The prize was awarded for the first time in Worms in 1996 and since 1999 it is awarded every two years. The winners were:
- 1996: Richard Schröder, theologian and philosopher, for his unwavering position in the GDR. Prize awarded in Worms.
- 1999: Hans Küng, theologian: awarded in Eisenach for the firmness with which he represented his theses on the Catholic doctrine of the faith.
- 2001: Uta Leichsenring: Police President of Eberswalde; Awarded in Erfurt for her courageous behaviour against right-wing extremism and xenophobic attacks.
- 2003: Gertraud Knoll : Austrian pastor and politician; Awarded in Magdeburg for her commitment against racism.
- 2005: Stephan Krawczkyk : Singer and author; awarded in Halle for his performances in churches, despite censorship by the SED communist regime.
- 2007: Emel Zeynelabidin: awarded in Speyer for her decision of not wearing a headscarf as a Muslim.
- 2009: Andrea Röpke: journalist and political scientist; awarded in Zeitz for her research on right-wing groups and subsequent fight against right-wing violence.

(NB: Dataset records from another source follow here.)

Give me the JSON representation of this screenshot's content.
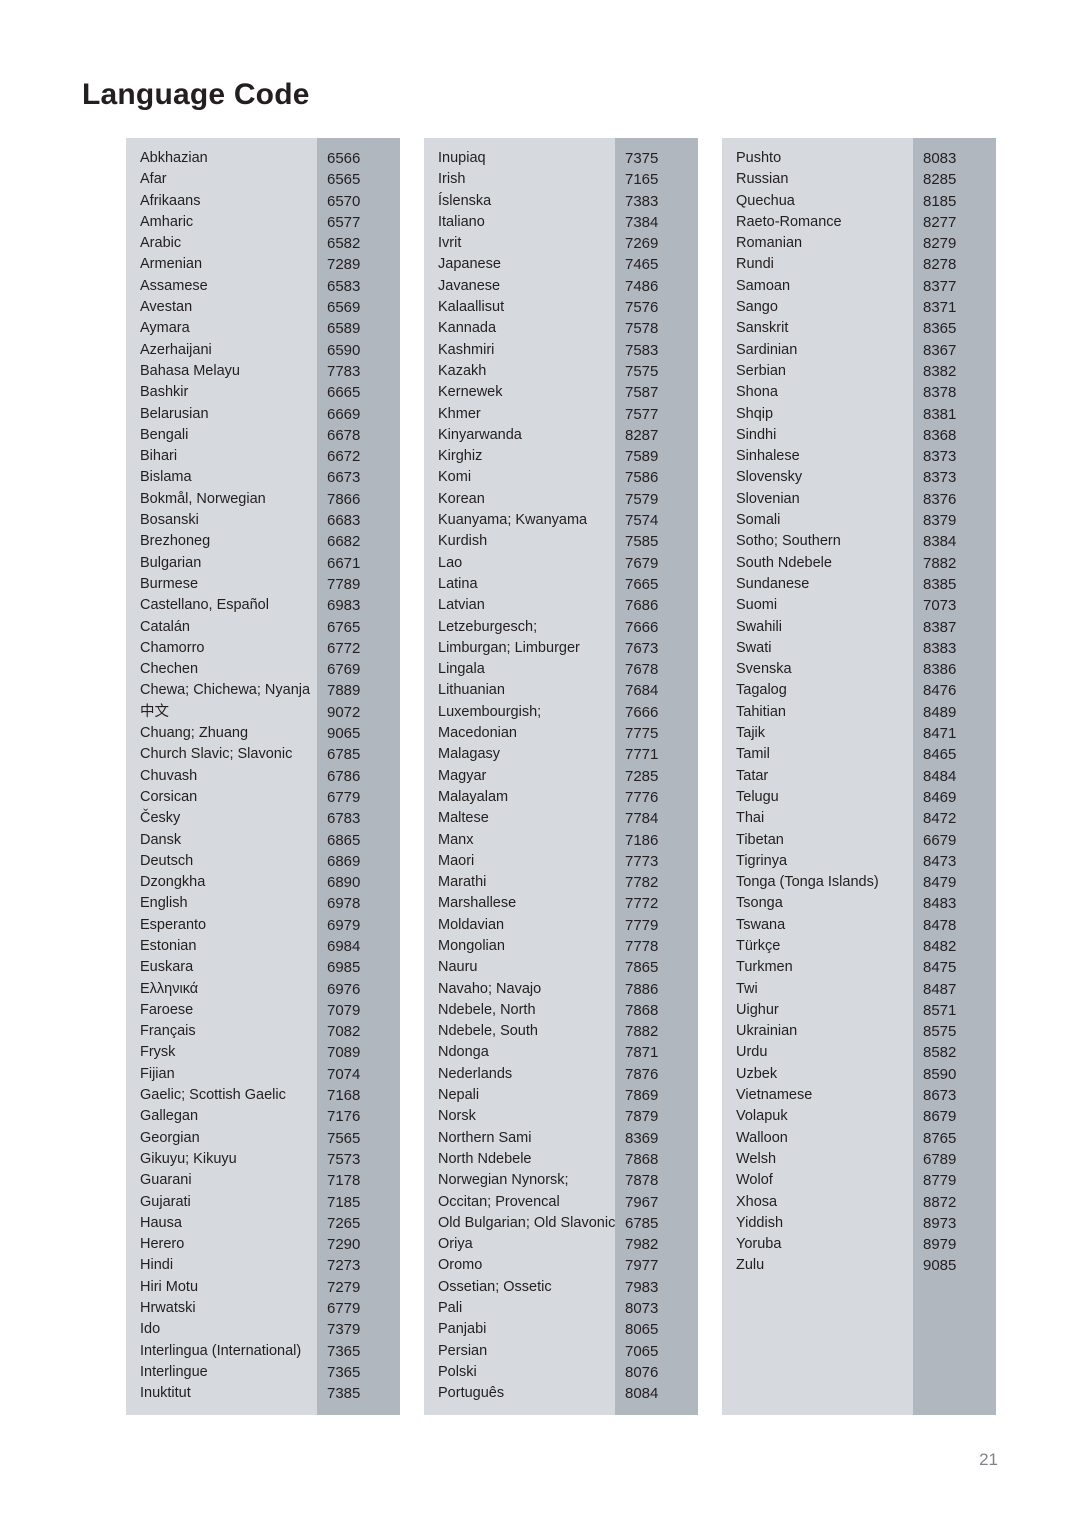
{
  "page": {
    "title": "Language Code",
    "number": "21",
    "colors": {
      "name_column_bg": "#d6d9de",
      "code_column_bg": "#b1b7bf",
      "text": "#231f20",
      "page_number": "#808388"
    }
  },
  "columns": [
    {
      "id": "column-1",
      "rows": [
        {
          "language": "Abkhazian",
          "code": "6566"
        },
        {
          "language": "Afar",
          "code": "6565"
        },
        {
          "language": "Afrikaans",
          "code": "6570"
        },
        {
          "language": "Amharic",
          "code": "6577"
        },
        {
          "language": "Arabic",
          "code": "6582"
        },
        {
          "language": "Armenian",
          "code": "7289"
        },
        {
          "language": "Assamese",
          "code": "6583"
        },
        {
          "language": "Avestan",
          "code": "6569"
        },
        {
          "language": "Aymara",
          "code": "6589"
        },
        {
          "language": "Azerhaijani",
          "code": "6590"
        },
        {
          "language": "Bahasa Melayu",
          "code": "7783"
        },
        {
          "language": "Bashkir",
          "code": "6665"
        },
        {
          "language": "Belarusian",
          "code": "6669"
        },
        {
          "language": "Bengali",
          "code": "6678"
        },
        {
          "language": "Bihari",
          "code": "6672"
        },
        {
          "language": "Bislama",
          "code": "6673"
        },
        {
          "language": "Bokmål, Norwegian",
          "code": "7866"
        },
        {
          "language": "Bosanski",
          "code": "6683"
        },
        {
          "language": "Brezhoneg",
          "code": "6682"
        },
        {
          "language": "Bulgarian",
          "code": "6671"
        },
        {
          "language": "Burmese",
          "code": "7789"
        },
        {
          "language": "Castellano, Español",
          "code": "6983"
        },
        {
          "language": "Catalán",
          "code": "6765"
        },
        {
          "language": "Chamorro",
          "code": "6772"
        },
        {
          "language": "Chechen",
          "code": "6769"
        },
        {
          "language": "Chewa; Chichewa; Nyanja",
          "code": "7889"
        },
        {
          "language": "中文",
          "code": "9072"
        },
        {
          "language": "Chuang; Zhuang",
          "code": "9065"
        },
        {
          "language": "Church Slavic; Slavonic",
          "code": "6785"
        },
        {
          "language": "Chuvash",
          "code": "6786"
        },
        {
          "language": "Corsican",
          "code": "6779"
        },
        {
          "language": "Česky",
          "code": "6783"
        },
        {
          "language": "Dansk",
          "code": "6865"
        },
        {
          "language": "Deutsch",
          "code": "6869"
        },
        {
          "language": "Dzongkha",
          "code": "6890"
        },
        {
          "language": "English",
          "code": "6978"
        },
        {
          "language": "Esperanto",
          "code": "6979"
        },
        {
          "language": "Estonian",
          "code": "6984"
        },
        {
          "language": "Euskara",
          "code": "6985"
        },
        {
          "language": "Ελληνικά",
          "code": "6976"
        },
        {
          "language": "Faroese",
          "code": "7079"
        },
        {
          "language": "Français",
          "code": "7082"
        },
        {
          "language": "Frysk",
          "code": "7089"
        },
        {
          "language": "Fijian",
          "code": "7074"
        },
        {
          "language": "Gaelic; Scottish Gaelic",
          "code": "7168"
        },
        {
          "language": "Gallegan",
          "code": "7176"
        },
        {
          "language": "Georgian",
          "code": "7565"
        },
        {
          "language": "Gikuyu; Kikuyu",
          "code": "7573"
        },
        {
          "language": "Guarani",
          "code": "7178"
        },
        {
          "language": "Gujarati",
          "code": "7185"
        },
        {
          "language": "Hausa",
          "code": "7265"
        },
        {
          "language": "Herero",
          "code": "7290"
        },
        {
          "language": "Hindi",
          "code": "7273"
        },
        {
          "language": "Hiri Motu",
          "code": "7279"
        },
        {
          "language": "Hrwatski",
          "code": "6779"
        },
        {
          "language": "Ido",
          "code": "7379"
        },
        {
          "language": "Interlingua (International)",
          "code": "7365"
        },
        {
          "language": "Interlingue",
          "code": "7365"
        },
        {
          "language": "Inuktitut",
          "code": "7385"
        }
      ]
    },
    {
      "id": "column-2",
      "rows": [
        {
          "language": "Inupiaq",
          "code": "7375"
        },
        {
          "language": "Irish",
          "code": "7165"
        },
        {
          "language": "Íslenska",
          "code": "7383"
        },
        {
          "language": "Italiano",
          "code": "7384"
        },
        {
          "language": "Ivrit",
          "code": "7269"
        },
        {
          "language": "Japanese",
          "code": "7465"
        },
        {
          "language": "Javanese",
          "code": "7486"
        },
        {
          "language": "Kalaallisut",
          "code": "7576"
        },
        {
          "language": "Kannada",
          "code": "7578"
        },
        {
          "language": "Kashmiri",
          "code": "7583"
        },
        {
          "language": "Kazakh",
          "code": "7575"
        },
        {
          "language": "Kernewek",
          "code": "7587"
        },
        {
          "language": "Khmer",
          "code": "7577"
        },
        {
          "language": "Kinyarwanda",
          "code": "8287"
        },
        {
          "language": "Kirghiz",
          "code": "7589"
        },
        {
          "language": "Komi",
          "code": "7586"
        },
        {
          "language": "Korean",
          "code": "7579"
        },
        {
          "language": "Kuanyama; Kwanyama",
          "code": "7574"
        },
        {
          "language": "Kurdish",
          "code": "7585"
        },
        {
          "language": "Lao",
          "code": "7679"
        },
        {
          "language": "Latina",
          "code": "7665"
        },
        {
          "language": "Latvian",
          "code": "7686"
        },
        {
          "language": "Letzeburgesch;",
          "code": "7666"
        },
        {
          "language": "Limburgan; Limburger",
          "code": "7673"
        },
        {
          "language": "Lingala",
          "code": "7678"
        },
        {
          "language": "Lithuanian",
          "code": "7684"
        },
        {
          "language": "Luxembourgish;",
          "code": "7666"
        },
        {
          "language": "Macedonian",
          "code": "7775"
        },
        {
          "language": "Malagasy",
          "code": "7771"
        },
        {
          "language": "Magyar",
          "code": "7285"
        },
        {
          "language": "Malayalam",
          "code": "7776"
        },
        {
          "language": "Maltese",
          "code": "7784"
        },
        {
          "language": "Manx",
          "code": "7186"
        },
        {
          "language": "Maori",
          "code": "7773"
        },
        {
          "language": "Marathi",
          "code": "7782"
        },
        {
          "language": "Marshallese",
          "code": "7772"
        },
        {
          "language": "Moldavian",
          "code": "7779"
        },
        {
          "language": "Mongolian",
          "code": "7778"
        },
        {
          "language": "Nauru",
          "code": "7865"
        },
        {
          "language": "Navaho; Navajo",
          "code": "7886"
        },
        {
          "language": "Ndebele, North",
          "code": "7868"
        },
        {
          "language": "Ndebele, South",
          "code": "7882"
        },
        {
          "language": "Ndonga",
          "code": "7871"
        },
        {
          "language": "Nederlands",
          "code": "7876"
        },
        {
          "language": "Nepali",
          "code": "7869"
        },
        {
          "language": "Norsk",
          "code": "7879"
        },
        {
          "language": "Northern Sami",
          "code": "8369"
        },
        {
          "language": "North Ndebele",
          "code": "7868"
        },
        {
          "language": "Norwegian Nynorsk;",
          "code": "7878"
        },
        {
          "language": "Occitan; Provencal",
          "code": "7967"
        },
        {
          "language": "Old Bulgarian; Old Slavonic",
          "code": "6785"
        },
        {
          "language": "Oriya",
          "code": "7982"
        },
        {
          "language": "Oromo",
          "code": "7977"
        },
        {
          "language": "Ossetian; Ossetic",
          "code": "7983"
        },
        {
          "language": "Pali",
          "code": "8073"
        },
        {
          "language": "Panjabi",
          "code": "8065"
        },
        {
          "language": "Persian",
          "code": "7065"
        },
        {
          "language": "Polski",
          "code": "8076"
        },
        {
          "language": "Português",
          "code": "8084"
        }
      ]
    },
    {
      "id": "column-3",
      "rows": [
        {
          "language": "Pushto",
          "code": "8083"
        },
        {
          "language": "Russian",
          "code": "8285"
        },
        {
          "language": "Quechua",
          "code": "8185"
        },
        {
          "language": "Raeto-Romance",
          "code": "8277"
        },
        {
          "language": "Romanian",
          "code": "8279"
        },
        {
          "language": "Rundi",
          "code": "8278"
        },
        {
          "language": "Samoan",
          "code": "8377"
        },
        {
          "language": "Sango",
          "code": "8371"
        },
        {
          "language": "Sanskrit",
          "code": "8365"
        },
        {
          "language": "Sardinian",
          "code": "8367"
        },
        {
          "language": "Serbian",
          "code": "8382"
        },
        {
          "language": "Shona",
          "code": "8378"
        },
        {
          "language": "Shqip",
          "code": "8381"
        },
        {
          "language": "Sindhi",
          "code": "8368"
        },
        {
          "language": "Sinhalese",
          "code": "8373"
        },
        {
          "language": "Slovensky",
          "code": "8373"
        },
        {
          "language": "Slovenian",
          "code": "8376"
        },
        {
          "language": "Somali",
          "code": "8379"
        },
        {
          "language": "Sotho; Southern",
          "code": "8384"
        },
        {
          "language": "South Ndebele",
          "code": "7882"
        },
        {
          "language": "Sundanese",
          "code": "8385"
        },
        {
          "language": "Suomi",
          "code": "7073"
        },
        {
          "language": "Swahili",
          "code": "8387"
        },
        {
          "language": "Swati",
          "code": "8383"
        },
        {
          "language": "Svenska",
          "code": "8386"
        },
        {
          "language": "Tagalog",
          "code": "8476"
        },
        {
          "language": "Tahitian",
          "code": "8489"
        },
        {
          "language": "Tajik",
          "code": "8471"
        },
        {
          "language": "Tamil",
          "code": "8465"
        },
        {
          "language": "Tatar",
          "code": "8484"
        },
        {
          "language": "Telugu",
          "code": "8469"
        },
        {
          "language": "Thai",
          "code": "8472"
        },
        {
          "language": "Tibetan",
          "code": "6679"
        },
        {
          "language": "Tigrinya",
          "code": "8473"
        },
        {
          "language": "Tonga (Tonga Islands)",
          "code": "8479"
        },
        {
          "language": "Tsonga",
          "code": "8483"
        },
        {
          "language": "Tswana",
          "code": "8478"
        },
        {
          "language": "Türkçe",
          "code": "8482"
        },
        {
          "language": "Turkmen",
          "code": "8475"
        },
        {
          "language": "Twi",
          "code": "8487"
        },
        {
          "language": "Uighur",
          "code": "8571"
        },
        {
          "language": "Ukrainian",
          "code": "8575"
        },
        {
          "language": "Urdu",
          "code": "8582"
        },
        {
          "language": "Uzbek",
          "code": "8590"
        },
        {
          "language": "Vietnamese",
          "code": "8673"
        },
        {
          "language": "Volapuk",
          "code": "8679"
        },
        {
          "language": "Walloon",
          "code": "8765"
        },
        {
          "language": "Welsh",
          "code": "6789"
        },
        {
          "language": "Wolof",
          "code": "8779"
        },
        {
          "language": "Xhosa",
          "code": "8872"
        },
        {
          "language": "Yiddish",
          "code": "8973"
        },
        {
          "language": "Yoruba",
          "code": "8979"
        },
        {
          "language": "Zulu",
          "code": "9085"
        }
      ]
    }
  ]
}
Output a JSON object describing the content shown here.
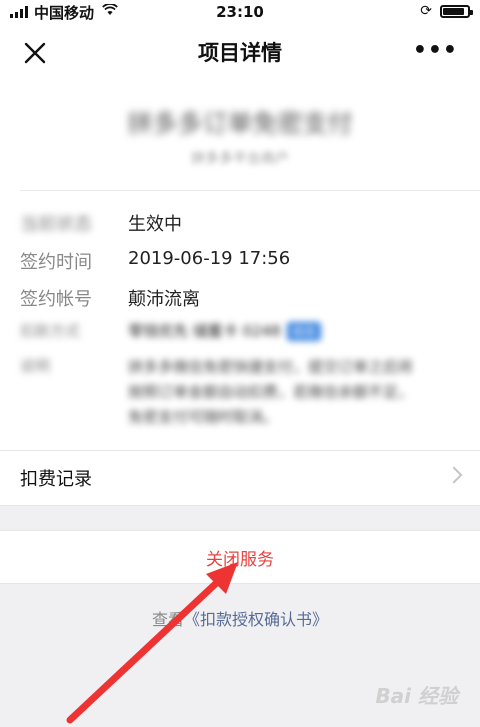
{
  "status_bar": {
    "carrier": "中国移动",
    "time": "23:10"
  },
  "nav": {
    "title": "项目详情",
    "more": "•••"
  },
  "merchant": {
    "name": "拼多多订单免密支付",
    "subtitle": "拼多多平台商户"
  },
  "details": [
    {
      "key": "当前状态",
      "value": "生效中",
      "blurred_key": true,
      "blurred_value": false
    },
    {
      "key": "签约时间",
      "value": "2019-06-19 17:56",
      "blurred_key": false,
      "blurred_value": false
    },
    {
      "key": "签约帐号",
      "value": "颠沛流离",
      "blurred_key": false,
      "blurred_value": false
    },
    {
      "key": "扣款方式",
      "value": "零钱优先 储蓄卡 0248",
      "badge": "修改",
      "blurred_key": true,
      "blurred_value": true
    },
    {
      "key": "说明",
      "value": "拼多多微信免密快捷支付，提交订单之后将按照订单金额自动扣费，若微信余额不足，免密支付可随时取消。",
      "blurred_key": true,
      "blurred_value": true
    }
  ],
  "record": {
    "label": "扣费记录"
  },
  "actions": {
    "close_service": "关闭服务"
  },
  "agreement": {
    "prefix": "查看",
    "link": "《扣款授权确认书》"
  },
  "watermark": {
    "text": "Bai 经验"
  },
  "colors": {
    "danger": "#e64340",
    "link": "#576b95",
    "annotation_arrow": "#ee3333"
  }
}
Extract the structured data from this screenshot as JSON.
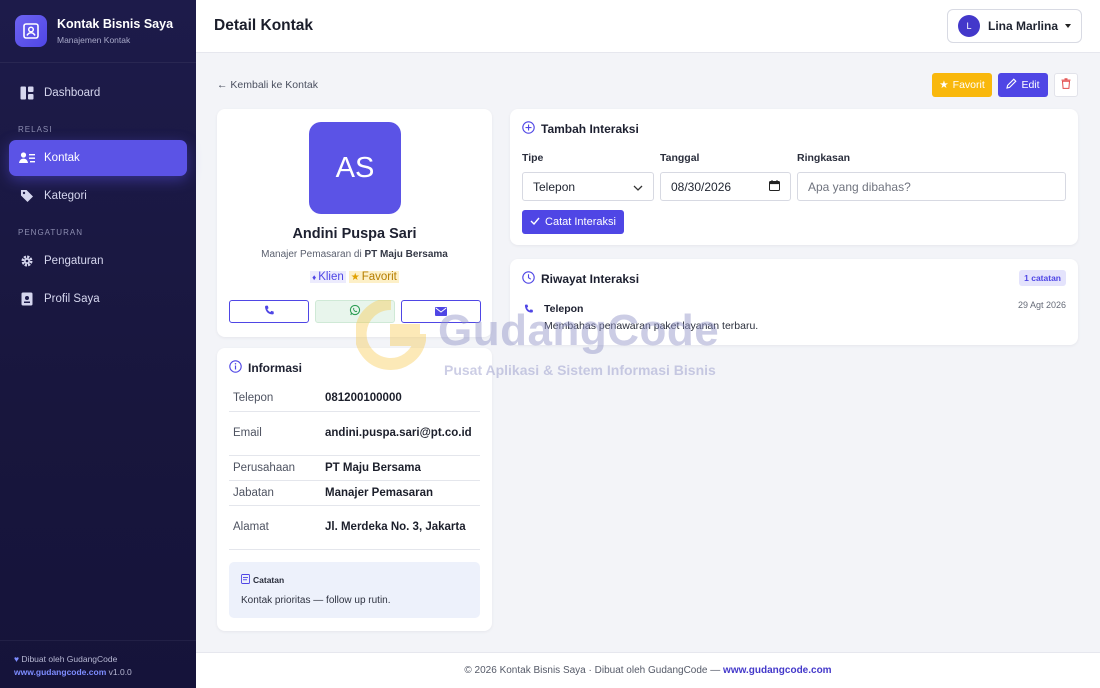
{
  "app": {
    "name": "Kontak Bisnis Saya",
    "subtitle": "Manajemen Kontak"
  },
  "sidebar": {
    "items": [
      {
        "label": "Dashboard",
        "icon": "dashboard-icon",
        "active": false
      },
      {
        "section": "RELASI"
      },
      {
        "label": "Kontak",
        "icon": "contacts-icon",
        "active": true
      },
      {
        "label": "Kategori",
        "icon": "tag-icon",
        "active": false
      },
      {
        "section": "PENGATURAN"
      },
      {
        "label": "Pengaturan",
        "icon": "gear-icon",
        "active": false
      },
      {
        "label": "Profil Saya",
        "icon": "id-card-icon",
        "active": false
      }
    ],
    "footer": {
      "credit": "Dibuat oleh GudangCode",
      "link": "www.gudangcode.com",
      "version": "v1.0.0"
    }
  },
  "header": {
    "title": "Detail Kontak",
    "user_initial": "L",
    "user_name": "Lina Marlina"
  },
  "toolbar": {
    "back_label": "← Kembali ke Kontak",
    "favorite_label": "Favorit",
    "edit_label": "Edit"
  },
  "contact": {
    "initials": "AS",
    "name": "Andini Puspa Sari",
    "role_prefix": "Manajer Pemasaran di",
    "company": "PT Maju Bersama",
    "tags": [
      {
        "label": "Klien"
      },
      {
        "label": "Favorit"
      }
    ]
  },
  "info": {
    "title": "Informasi",
    "rows": [
      {
        "key": "Telepon",
        "value": "081200100000"
      },
      {
        "key": "Email",
        "value": "andini.puspa.sari@pt.co.id"
      },
      {
        "key": "Perusahaan",
        "value": "PT Maju Bersama"
      },
      {
        "key": "Jabatan",
        "value": "Manajer Pemasaran"
      },
      {
        "key": "Alamat",
        "value": "Jl. Merdeka No. 3, Jakarta"
      }
    ],
    "note_title": "Catatan",
    "note_text": "Kontak prioritas — follow up rutin."
  },
  "add_interaction": {
    "title": "Tambah Interaksi",
    "type_label": "Tipe",
    "type_value": "Telepon",
    "date_label": "Tanggal",
    "date_value": "08/30/2026",
    "summary_label": "Ringkasan",
    "summary_placeholder": "Apa yang dibahas?",
    "submit_label": "Catat Interaksi"
  },
  "history": {
    "title": "Riwayat Interaksi",
    "count_badge": "1 catatan",
    "items": [
      {
        "type": "Telepon",
        "date": "29 Agt 2026",
        "text": "Membahas penawaran paket layanan terbaru."
      }
    ]
  },
  "footer": {
    "text": "© 2026 Kontak Bisnis Saya · Dibuat oleh GudangCode —",
    "link": "www.gudangcode.com"
  },
  "watermark": {
    "brand": "GudangCode",
    "tagline": "Pusat Aplikasi & Sistem Informasi Bisnis"
  },
  "colors": {
    "accent": "#4f46e5",
    "sidebar_bg": "#1d1b4a",
    "favorite": "#f9b80c",
    "danger": "#e24a4a"
  }
}
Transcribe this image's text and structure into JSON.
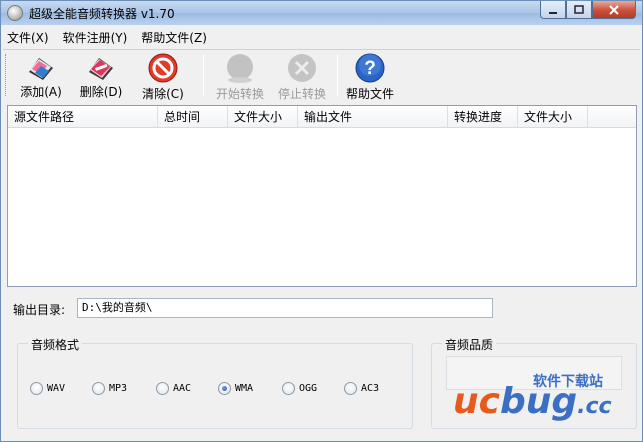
{
  "window": {
    "title": "超级全能音频转换器 v1.70"
  },
  "menu": [
    "文件(X)",
    "软件注册(Y)",
    "帮助文件(Z)"
  ],
  "toolbar": {
    "add": "添加(A)",
    "delete": "删除(D)",
    "clear": "清除(C)",
    "start": "开始转换",
    "stop": "停止转换",
    "help": "帮助文件"
  },
  "list": {
    "columns": [
      "源文件路径",
      "总时间",
      "文件大小",
      "输出文件",
      "转换进度",
      "文件大小"
    ]
  },
  "output": {
    "label": "输出目录:",
    "value": "D:\\我的音频\\"
  },
  "format_group": {
    "title": "音频格式",
    "options": [
      "WAV",
      "MP3",
      "AAC",
      "WMA",
      "OGG",
      "AC3"
    ],
    "selected": "WMA"
  },
  "quality_group": {
    "title": "音频品质"
  },
  "watermark": {
    "site": "软件下载站",
    "logo_u": "uc",
    "logo_b": "bug",
    "logo_cc": ".cc"
  },
  "colors": {
    "accent": "#3b6fc4",
    "logo_orange": "#e65a1e",
    "close_red": "#c8513b"
  }
}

- 2011: Dmitri Muratow and Novaya Gazeta : awarded in Heidelberg, for their efforts against corruption and violations against human rights and for their attachment to the freedom of speech and of the press in Russia.
- 2013 : Keine Bedienung für Nazis : Initiative of a few hotel owners in Regensburg of not providing service for racists at their institutions. Pussy Riot was controversially nominated for this price. Awarded in April 2013 in Eisleben.
- 2015: Mazen Darwish, Syrian lawyer and journalist; and the Syrian Centre for Media and Freedom of Expression, awarded in Wittenberg.
- 2017: Markus Nierth, former honorary mayor of Tröglitz, and his wife Susanne Nierth as well as anti-Nazi couple Horst and Birgit Lohmeyer, awarded in Torgau for their action against right-wing extremism.